To enhance and commercialize the SMART Layer, Acellent Technologies Inc. was founded in 1999 in Sunnyvale, California. Soon after its founding, the company created an SHM system consisting of the SMART Layer, supporting diagnostic hardware, and data processing and analysis software.
In 2001, Acellent started working with Marshall Space Flight Center through a Small Business Innovation Research (SBIR) award to develop a hybrid SMART Layer for aerospace vehicles and structures. The hybrid layer utilized piezoelectric actuators and fiber optic sensors. As a result of the SBIR, the company expanded the technology’s capability to utilize a combination of sensors for various applications, such as monitoring strain and moisture.
A development known as the hybrid piezoelectric/fiber optic structural diagnostics system was intended to perform quick nondestructive evaluation and longer-term health monitoring of aerospace vehicles and structures, and could potentially monitor material processing, detect structural defects, detect corrosions, characterize load environments, and predict life. Piezoelectric actuators were embedded along with fiber optic detection sensors including Fabry-Perot fiber optic strain gauge sensors and fiber Bragg grating sensors.

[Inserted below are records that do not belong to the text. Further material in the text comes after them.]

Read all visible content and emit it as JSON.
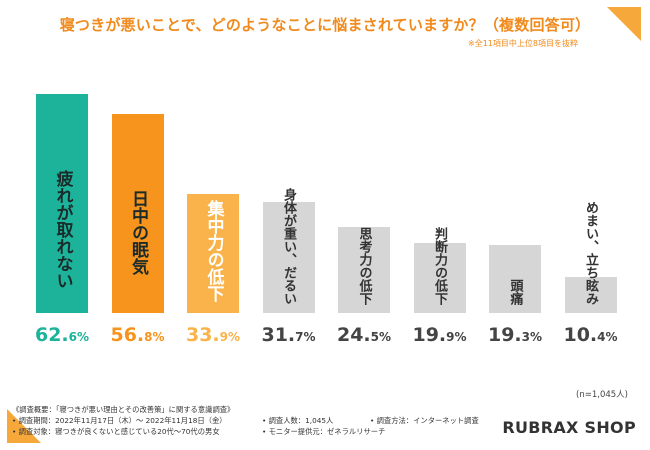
{
  "colors": {
    "accent_orange": "#f08a1c",
    "bar_teal": "#1db39a",
    "bar_orange": "#f7941d",
    "bar_light_orange": "#fab34a",
    "bar_gray": "#d6d6d6",
    "text_dark": "#333333"
  },
  "header": {
    "title": "寝つきが悪いことで、どのようなことに悩まされていますか？（複数回答可）",
    "note": "※全11項目中上位8項目を抜粋"
  },
  "chart_data": {
    "type": "bar",
    "title": "寝つきが悪いことで、どのようなことに悩まされていますか？（複数回答可）",
    "xlabel": "",
    "ylabel": "",
    "unit": "%",
    "ylim": [
      0,
      65
    ],
    "grid": false,
    "categories": [
      "疲れが取れない",
      "日中の眠気",
      "集中力の低下",
      "身体が重い、だるい",
      "思考力の低下",
      "判断力の低下",
      "頭痛",
      "めまい、立ち眩み"
    ],
    "values": [
      62.6,
      56.8,
      33.9,
      31.7,
      24.5,
      19.9,
      19.3,
      10.4
    ],
    "value_labels_int": [
      "62.",
      "56.",
      "33.",
      "31.",
      "24.",
      "19.",
      "19.",
      "10."
    ],
    "value_labels_dec": [
      "6%",
      "8%",
      "9%",
      "7%",
      "5%",
      "9%",
      "3%",
      "4%"
    ],
    "bar_colors": [
      "#1db39a",
      "#f7941d",
      "#fab34a",
      "#d6d6d6",
      "#d6d6d6",
      "#d6d6d6",
      "#d6d6d6",
      "#d6d6d6"
    ],
    "label_colors": [
      "#1a2b2a",
      "#1a2b2a",
      "#ffffff",
      "#333333",
      "#333333",
      "#333333",
      "#333333",
      "#333333"
    ],
    "value_colors": [
      "#1db39a",
      "#f7941d",
      "#fab34a",
      "#444444",
      "#444444",
      "#444444",
      "#444444",
      "#444444"
    ]
  },
  "sample": "(n=1,045人)",
  "footer": {
    "overview": "《調査概要：「寝つきが悪い理由とその改善策」に関する意識調査》",
    "period": "• 調査期間：2022年11月17日（木）～ 2022年11月18日（金）",
    "target": "• 調査対象：寝つきが良くないと感じている20代～70代の男女",
    "count": "• 調査人数：1,045人",
    "method": "• 調査方法：インターネット調査",
    "provider": "• モニター提供元：ゼネラルリサーチ"
  },
  "brand": "RUBRAX SHOP"
}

Additional SBIRs with Marshall helped Acellent to improve and optimize its technology. The SMART Suitcase was developed and used for testing the SMART Layer and other SHM technologies. A NASA Space Act Agreement through Marshall investigated radio frequency attenuation transmission and detection using the SMART Layer approach. Marshall also provided knowledge advancement through testing opportunities with composite over-wrapped pressure vessels, which were being developed and studied for potential use in several space programs. Under a 2004 SBIR, Acellent tested and evaluated the performance of a SMART Tape, based on the SMART Layer, in harsh cryogenic conditions.
“We used the same base technology in all of the SBIRs, but for different applications requiring new innovations. This increased the reliability of the system and made it more robust,” says Shawn Beard, chief technology officer at Acellent.